Talking of gigs, the 1980 Invasion Tour that supported the album arrived in the UK three months later. My best friends and I were fortunate enough to be able to attend four of the shows: Manchester Apollo, Leicester De Montfort Hall and both nights at the London Rainbow, which for me were the culmination of nine gigs in ten nights.
The lighting rig was so humungous that it could light up the sky. Easily the largest I had seen at that point: they didn’t have the option of using (the about to be invented) Vari-lites. The rig was so big that at De Monfort, where the stage is quite shallow, much of it was hanging over the audience. No wonder they chose to cover Jimmy Reed’s Bright Lights, Big City. The setlist also featured six of the nine tracks on WACF.
The album itself represented a progression for the band, after their debut’s heavy metal onslaught and it’s slightly lighter, more commercial sounding follow-up. The brilliant Ted Templeman and his able engineer Don Landee remained at the production helm. They chose to give the band a more sophisticated sound, but this was no Doobie Brothers’ record: the Van Halen brothers provided heavy duty riffs and beats, whilst Michael Anthony’s bass gained more prominence in the mix. Meanwhile David Lee Roth sang like a cross between Robert Plant and Al Jolson and truly brought his master of ceremonies schtick to the recording studio.
The disc opens not with the sound of a guitar being tortured by EVH but of a Wurlitzer electric piano being played through an MXR Flanger and 100-watt Marshall.
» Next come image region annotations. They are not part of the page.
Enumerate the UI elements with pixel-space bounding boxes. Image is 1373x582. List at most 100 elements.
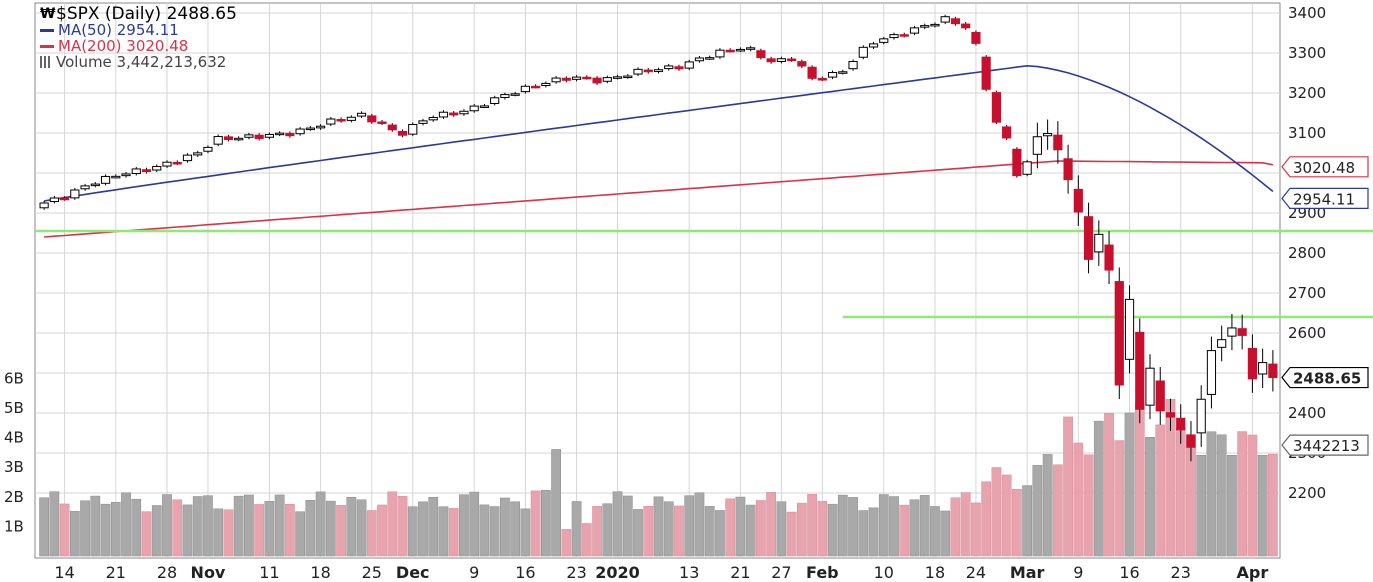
price-tag-box (1281, 434, 1369, 456)
volume-bar (940, 510, 951, 557)
price-tags: 3020.48 2954.11 2488.65 3442213 (1281, 156, 1369, 456)
volume-bar (530, 490, 541, 557)
candle-body (582, 76, 592, 80)
candle-body (592, 77, 602, 84)
date-tick-label: 21 (106, 563, 126, 582)
candle-body (1196, 398, 1206, 434)
volume-bar (1093, 420, 1104, 557)
volume-bar (131, 498, 142, 557)
volume-bar (336, 505, 346, 557)
date-tick-label: Feb (806, 563, 839, 582)
volume-bar (541, 490, 551, 557)
volume-bar (39, 497, 49, 557)
candle-body (817, 78, 827, 81)
price-tick-label: 2600 (1288, 324, 1326, 342)
volume-bar (325, 500, 336, 557)
candle-body (131, 168, 141, 174)
volume-bar (663, 501, 674, 557)
price-tick-label: 2200 (1288, 484, 1326, 502)
volume-bar (305, 499, 316, 557)
candle-body (377, 121, 387, 124)
volume-tick-label: 6B (4, 369, 24, 387)
volume-bar (254, 504, 265, 557)
candle-body (602, 77, 612, 82)
candle-body (684, 61, 694, 69)
date-tick-label: 23 (566, 563, 586, 582)
volume-bar (725, 498, 736, 557)
candle-body (121, 173, 131, 177)
candle-body (797, 61, 807, 67)
price-tag-box (1281, 187, 1369, 209)
date-tick-label: 24 (966, 563, 986, 582)
date-tick-label: 27 (771, 563, 791, 582)
price-candles (39, 14, 1278, 462)
candle-body (981, 56, 991, 90)
volume-bar (428, 497, 439, 557)
volume-bar (1145, 436, 1155, 557)
date-tick-label: 18 (310, 563, 330, 582)
candle-body (664, 65, 674, 70)
volume-bar (1257, 454, 1268, 557)
candle-body (223, 136, 234, 141)
volume-bar (735, 496, 746, 557)
candle-body (1104, 244, 1114, 271)
ma200-swatch (40, 44, 54, 48)
volume-bar (1052, 464, 1063, 557)
candle-body (387, 124, 397, 131)
candle-body (705, 57, 715, 60)
legend-volume-row: Volume 3,442,213,632 (40, 54, 237, 70)
volume-bar (878, 494, 889, 557)
candle-body (70, 189, 80, 199)
volume-bar (59, 503, 70, 557)
price-tag-label: 2488.65 (1293, 370, 1361, 388)
volume-bar (1022, 485, 1032, 557)
volume-bar (919, 495, 930, 557)
price-tick-label: 3200 (1288, 84, 1326, 102)
candle-body (418, 120, 428, 124)
volume-bar (1237, 431, 1248, 557)
volume-bar (377, 504, 387, 557)
candle-body (1135, 331, 1145, 410)
candle-body (930, 23, 940, 27)
volume-bar (612, 491, 623, 557)
candle-body (776, 58, 786, 62)
volume-bars (39, 398, 1278, 557)
candle-body (1022, 161, 1032, 175)
price-tick-label: 2700 (1288, 284, 1326, 302)
candle-body (1094, 233, 1104, 253)
candle-body (295, 128, 305, 135)
candle-body (141, 169, 152, 173)
candle-body (561, 77, 571, 81)
volume-bar (213, 508, 224, 557)
volume-bar (561, 529, 572, 557)
price-tag-label: 3442213 (1293, 437, 1360, 455)
chart-legend: ₩ $SPX (Daily) 2488.65 MA(50) 2954.11 MA… (40, 6, 237, 70)
volume-bar (602, 503, 613, 557)
volume-bar (172, 499, 183, 557)
volume-bar (80, 500, 90, 557)
volume-bar (418, 501, 428, 557)
volume-bar (500, 497, 510, 557)
volume-bar (233, 495, 244, 557)
volume-bar (285, 503, 295, 557)
candle-body (1258, 362, 1268, 375)
volume-bar (1083, 454, 1094, 557)
candle-body (1083, 216, 1094, 260)
date-tick-label: 9 (469, 563, 479, 582)
candle-body (868, 43, 879, 48)
candle-body (612, 76, 623, 79)
volume-bar (356, 499, 367, 557)
date-tick-label: Nov (191, 563, 226, 582)
volume-tick-label: 5B (4, 399, 24, 417)
candle-body (49, 197, 59, 203)
candle-body (264, 133, 274, 138)
volume-bar (151, 505, 162, 557)
candlestick-icon: ₩ (40, 6, 56, 22)
candle-body (469, 105, 479, 112)
volume-bar (397, 496, 408, 557)
volume-bar (1216, 434, 1227, 557)
price-tag-label: 2954.11 (1293, 190, 1355, 208)
candle-body (766, 58, 776, 63)
volume-bar (971, 502, 981, 557)
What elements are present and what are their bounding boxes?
And the Cradle Will Rock… was the first track to feature Eddie playing keyboards, a form of instrument that he was somewhat of a child prodigy on. His guitar work on this sorry tale of a wayward youth with poor grades provides colour rather driving the song; his guitar solo is short but spectacular, apparently inspired by Allan Holdsworth’s work.
On
Everybody Wants Some!!, Alex Van Halen pounds the jungle drums and Diamond Dave talks dirty while Eddie and Mike explode around them.
Fools is the album’s longest track. On an extended intro, Eddie noodles, shreds and generally shows off before morphing the music into a juddering riff. DLR described the tune as a heavy-duty Broadway shuffle that sounds like the city streets at night.
Side one ends with show opener
Romeo Delight - a pulsing hard rocker where Michael Anthony’s bass throbs like an idling dodge charger.
Tora Tora is basically a Sabbathesque intro to
Loss of Control, which is VH’s version of speed metal.
Take Your Whiskey Home starts with some acoustic blues before turning into a midtempo rocker on which Alex stomps like Bonham and swings like Charlie Watts and Dave sips from a bottle of JD filled with iced tea.
Could This Be Magic? is essentially the album’s title track. It’s an acoustic folk foot-tapper laid down in one take that brings sunshine to a rainy day, with David on rhythm guitar and Edward using a bottleneck given to him by Ted Templeman just a few days earlier. Eddie had never previously played slide but still conjures up something to give Ry Cooder a run for his money.
In A Simple Rhyme closes the album in fine style. The track is not quite a simple as it might first appear. It’s one of the few songs on the album to feature the band’s joyous surf boy harmonies – described by David Fricke of Rolling Stone as the sound of The Byrds singing through a sewer pipe. However, like the rest of the record it is the sound of Amercia’s greatest rock ‘n’ roll band having fun.
Well, ain’t life grand when you finally hit it? Might as well Jump.